Profoundest mystery, insoluble difficulty, and endless searching were what his soul
demanded of life. For him all ponds were bottomless, all gipsies older than the moon.
He felt the universe within him, and was born to seek its inexplicable "explanation"--
outside. The realisation of such passion, however, is not necessarily confined to writers
of epics and lyrics. Tim was a man of action before he was a poet. "Forever questing"
was his unacknowledged motto. Besides asking questions about stars and other
inaccessible incidents of his Cosmos, he liked to "go busting about," as he called it--
again with one essential condition that the thing should never come to an end by merely
happening. Its mystery must remain its beauty.
"I want to save something from an awful, horrible death," he announced one evening,
looking up from Half-hours with English Battles for a sign of beauty in distress.

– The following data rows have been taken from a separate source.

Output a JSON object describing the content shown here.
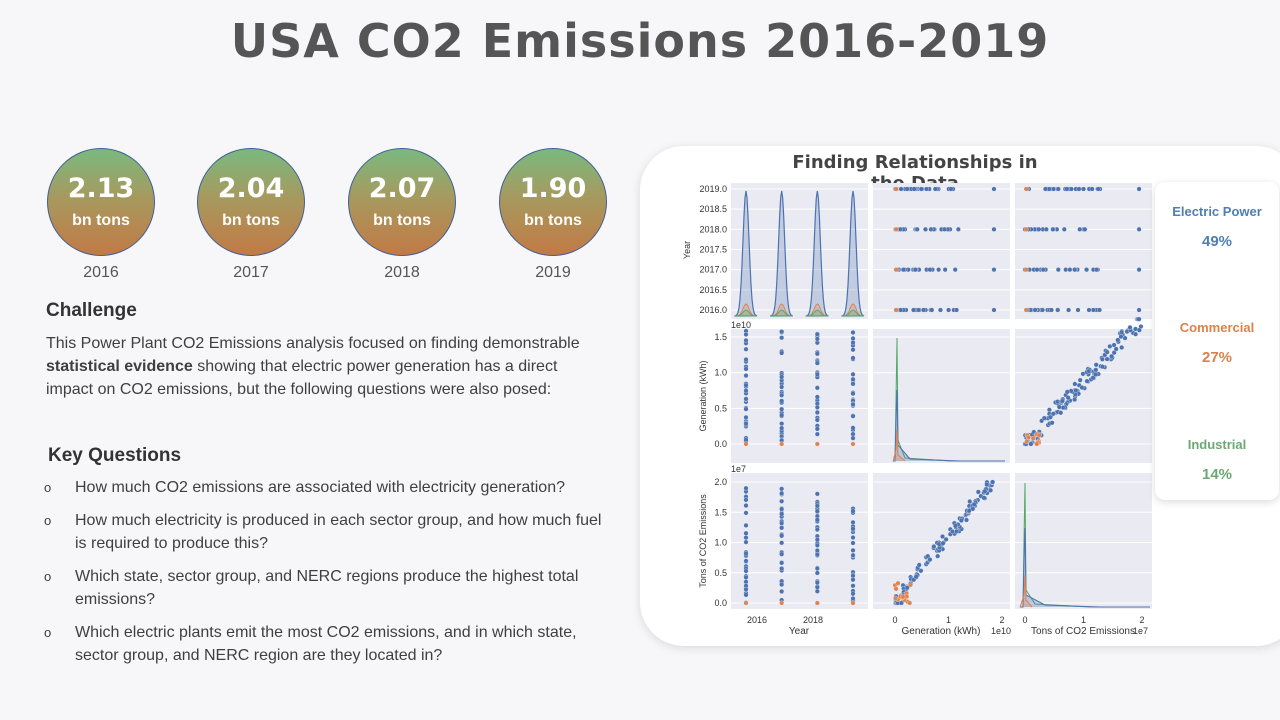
{
  "title": "USA CO2 Emissions 2016-2019",
  "stats": [
    {
      "value": "2.13",
      "unit": "bn tons",
      "year": "2016"
    },
    {
      "value": "2.04",
      "unit": "bn tons",
      "year": "2017"
    },
    {
      "value": "2.07",
      "unit": "bn tons",
      "year": "2018"
    },
    {
      "value": "1.90",
      "unit": "bn tons",
      "year": "2019"
    }
  ],
  "challenge": {
    "heading": "Challenge",
    "text_before": "This Power Plant CO2 Emissions analysis focused on finding demonstrable ",
    "text_bold": "statistical evidence",
    "text_after": " showing that electric power generation has a direct impact on CO2 emissions, but the following questions were also posed:"
  },
  "key_questions": {
    "heading": "Key Questions",
    "bullet": "o",
    "items": [
      "How much CO2 emissions are associated with electricity generation?",
      "How much electricity is produced in each sector group, and how much fuel is required to produce this?",
      "Which state, sector group, and NERC regions produce the highest total emissions?",
      "Which electric plants emit the most CO2 emissions, and in which state, sector group, and NERC region are they located in?"
    ]
  },
  "legend": [
    {
      "name": "Electric Power",
      "pct": "49%",
      "color": "#4c72b0"
    },
    {
      "name": "Commercial",
      "pct": "27%",
      "color": "#dd8452"
    },
    {
      "name": "Industrial",
      "pct": "14%",
      "color": "#55a868"
    }
  ],
  "chart_data": {
    "type": "scatter",
    "title": "Finding Relationships in the Data",
    "variables": [
      "Year",
      "Generation (kWh)",
      "Tons of CO2 Emissions"
    ],
    "series": [
      {
        "name": "Electric Power",
        "color": "#4c72b0"
      },
      {
        "name": "Commercial",
        "color": "#dd8452"
      },
      {
        "name": "Industrial",
        "color": "#55a868"
      }
    ],
    "year_ticks": [
      "2016.0",
      "2016.5",
      "2017.0",
      "2017.5",
      "2018.0",
      "2018.5",
      "2019.0"
    ],
    "year_axis_ticks": [
      "2016",
      "2018"
    ],
    "generation_ticks": [
      "0.0",
      "0.5",
      "1.0",
      "1.5"
    ],
    "generation_axis_ticks": [
      "0",
      "1",
      "2"
    ],
    "emission_ticks": [
      "0.0",
      "0.5",
      "1.0",
      "1.5",
      "2.0"
    ],
    "emission_axis_ticks": [
      "0",
      "1",
      "2"
    ],
    "generation_scale": "1e10",
    "emission_scale": "1e7",
    "generation_range": [
      0,
      1.8
    ],
    "emission_range": [
      0,
      2.0
    ],
    "year_range": [
      2016,
      2019
    ],
    "generation_to_emission_relation": "approximately linear, emissions ≈ 1.08 × generation (scaled units)"
  }
}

"Not so easy," his uncle warned him, equally weary of another overrated book--his own.
"But I feel like it," he replied. "Come on."
Uncle Felix still held back. "That you feel like it doesn't prove that there's anything that
wants rescuing," he objected.
The boy stared at him with patient tolerance and surprise.
"I promised," he said simply.
It was the other's turn to stare. "And when, pray?" They had been alone for the last half
hour. It seemed strange.
"Oh--just now," replied the boy carelessly. "A few minutes ago-- about."
"Indeed!" It seemed stranger still. No one had come in. Yet Tim never prevaricated.
"Yes," he said, "I gave my wordy honour." It was so gravely spoken that, while pledges
involving life and death were obviously not new to him, this one was of exceptional kind.